Deposit interest rates remain on the decline but the pace has slowed in April
After a series of banks reduced interest rates in the past two months, the average deposit interest rate continued to maintain a downward trend but has slowed down. In April, nearly 10 banks reduced interest rates by 0.1% - 0.5%/year for many terms. On the contrary, the market also recorded a few small and medium-sized private banks increasing input interest rates in the context of positive signs of credit demand recovery.
According to the State Bank of Vietnam, by the end of the first quarter, credit growth of the entire system reached 3.93% - nearly 3 times higher than the same period last year. However, in general, the number of banks reducing interest rates is still dominant.
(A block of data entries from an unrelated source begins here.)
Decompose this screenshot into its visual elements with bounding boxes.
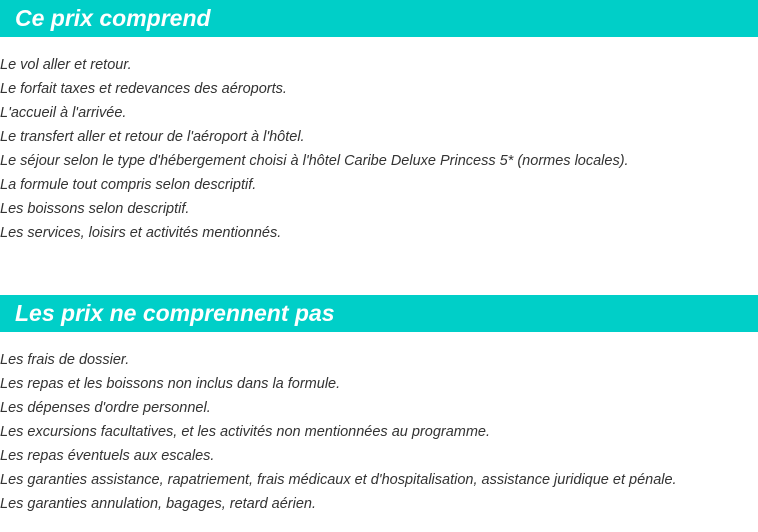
list-item: Les repas et les boissons non inclus dans la formule. (0, 376, 341, 392)
included-items-list (0, 53, 629, 245)
list-item: Le vol aller et retour. (0, 57, 132, 73)
list-item: La formule tout compris selon descriptif. (0, 177, 257, 193)
list-item: Les frais de dossier. (0, 352, 130, 368)
list-item: Les repas éventuels aux escales. (0, 448, 215, 464)
section-header-not-included: Les prix ne comprennent pas (0, 295, 758, 332)
list-item: Le séjour selon le type d'hébergement choisi à l'hôtel Caribe Deluxe Princess 5* (normes locales). (0, 153, 629, 169)
not-included-items-list (0, 348, 677, 516)
list-item: Les excursions facultatives, et les activités non mentionnées au programme. (0, 424, 491, 440)
section-header-included: Ce prix comprend (0, 0, 758, 37)
list-item: Les dépenses d'ordre personnel. (0, 400, 211, 416)
list-item: Le transfert aller et retour de l'aéroport à l'hôtel. (0, 129, 305, 145)
list-item: Les garanties assistance, rapatriement, frais médicaux et d'hospitalisation, assistance juridique et pénale. (0, 472, 677, 488)
list-item: Les services, loisirs et activités mentionnés. (0, 225, 282, 241)
list-item: Les boissons selon descriptif. (0, 201, 190, 217)
list-item: Les garanties annulation, bagages, retard aérien. (0, 496, 316, 512)
list-item: L'accueil à l'arrivée. (0, 105, 127, 121)
list-item: Le forfait taxes et redevances des aéroports. (0, 81, 287, 97)
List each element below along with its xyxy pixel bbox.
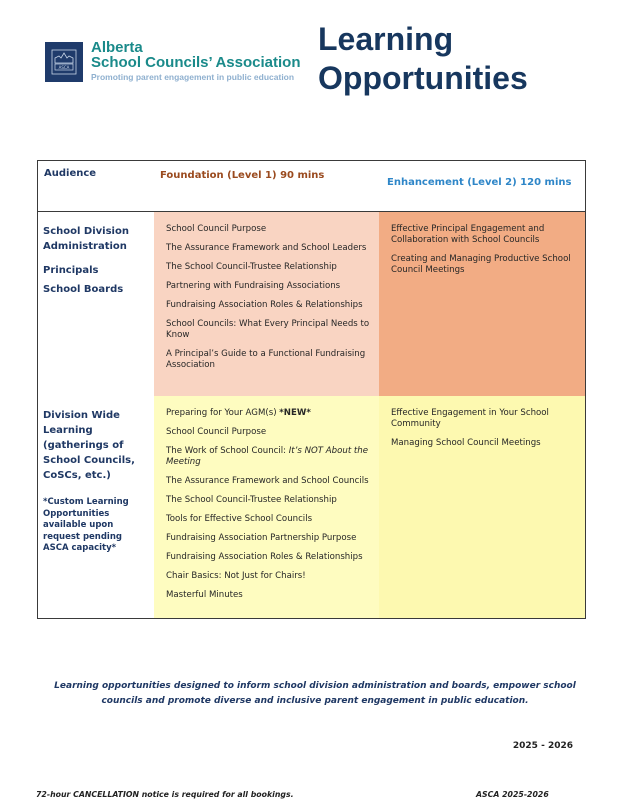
audience-item: Principals <box>43 265 99 276</box>
course-item: School Councils: What Every Principal Needs to Know <box>166 319 370 340</box>
course-item: Creating and Managing Productive School Council Meetings <box>391 254 571 275</box>
table-row <box>38 212 586 397</box>
title-line2: Opportunities <box>318 60 528 96</box>
enhancement-cell <box>379 212 586 397</box>
table-header-row <box>38 161 586 212</box>
course-item: A Principal’s Guide to a Functional Fundraising Association <box>166 349 366 370</box>
course-item: Chair Basics: Not Just for Chairs! <box>166 571 306 581</box>
course-item: Effective Engagement in Your School Community <box>391 408 549 429</box>
audience-cell <box>38 212 155 397</box>
org-name-line1: Alberta <box>91 39 143 56</box>
audience-item: Division Wide Learning (gatherings of School Councils, CoSCs, etc.) <box>43 410 135 481</box>
page-title <box>318 20 528 98</box>
year-label: 2025 - 2026 <box>512 741 573 751</box>
course-item: The School Council-Trustee Relationship <box>166 262 337 272</box>
audience-item: School Division Administration <box>43 226 129 252</box>
column-header-foundation: Foundation (Level 1) 90 mins <box>154 161 379 212</box>
course-item: Preparing for Your AGM(s) *NEW* <box>166 408 311 418</box>
course-item: Fundraising Association Partnership Purpose <box>166 533 357 543</box>
mission-tagline: Learning opportunities designed to inform school division administration and boards, empower school councils and promote diverse and inclusive parent engagement in public education. <box>54 681 576 706</box>
course-item: Effective Principal Engagement and Collaboration with School Councils <box>391 224 545 245</box>
course-item: The Work of School Council: It’s NOT About the Meeting <box>166 446 369 467</box>
audience-item: School Boards <box>43 284 124 295</box>
audience-cell <box>38 396 155 619</box>
course-item: Managing School Council Meetings <box>391 438 541 448</box>
footer-copyright: ASCA 2025-2026 <box>476 790 549 799</box>
course-item: The Assurance Framework and School Councils <box>166 476 369 486</box>
foundation-cell <box>154 212 379 397</box>
course-item: School Council Purpose <box>166 427 267 437</box>
foundation-cell <box>154 396 379 619</box>
cancellation-notice: 72-hour CANCELLATION notice is required for all bookings. <box>36 790 294 799</box>
org-name-line2: School Councils’ Association <box>91 54 301 71</box>
learning-opportunities-table <box>37 160 586 619</box>
school-building-icon <box>49 47 79 77</box>
course-item: Fundraising Association Roles & Relationships <box>166 300 363 310</box>
course-item: Fundraising Association Roles & Relationships <box>166 552 363 562</box>
audience-note: *Custom Learning Opportunities available upon request pending ASCA capacity* <box>43 497 129 553</box>
title-line1: Learning <box>318 21 454 57</box>
course-item: Partnering with Fundraising Associations <box>166 281 341 291</box>
course-item: The School Council-Trustee Relationship <box>166 495 337 505</box>
column-header-audience: Audience <box>38 161 155 212</box>
course-item: The Assurance Framework and School Leaders <box>166 243 367 253</box>
org-tagline: Promoting parent engagement in public education <box>91 72 295 82</box>
enhancement-cell <box>379 396 586 619</box>
course-item: Masterful Minutes <box>166 590 243 600</box>
course-item: Tools for Effective School Councils <box>166 514 313 524</box>
column-header-enhancement: Enhancement (Level 2) 120 mins <box>379 161 586 212</box>
course-item: School Council Purpose <box>166 224 267 234</box>
table-row <box>38 396 586 619</box>
asca-logo <box>45 42 83 82</box>
svg-text:ASCA: ASCA <box>58 65 70 70</box>
organization-name <box>91 40 300 82</box>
By the end of April, the average 12-month term interest rate of the group of commercial banks had decreased by 12 basis points to 4.93%, while the interest rate of the group of state-owned commercial banks remained at 4.7%.
MBS forecasts input interest rates to fluctuate at 5.5% - 6% in 2025 Although deposit interest rates have been on a downward trend recently, we believe that input interest rates will gradually increase towards the end of the year with the expectation that the economy will grow positively and credit growth will reach or even exceed the set target of 16%. As of the end of March, outstanding credit of the whole system increased by 3.93% compared to the end of 2024 - 2.5 times higher than the increase of 1.42% in Q3/2024, showing that capital demand is gradually recovering.
However, credit growth this year is still forecast to reach 17-18%, driven by the recovery of domestic production and consumption, and the acceleration of public investment disbursement. MBS also forecasts that 12-month deposit interest rates of major commercial banks will fluctuate around 5.5% - 6% in 2025.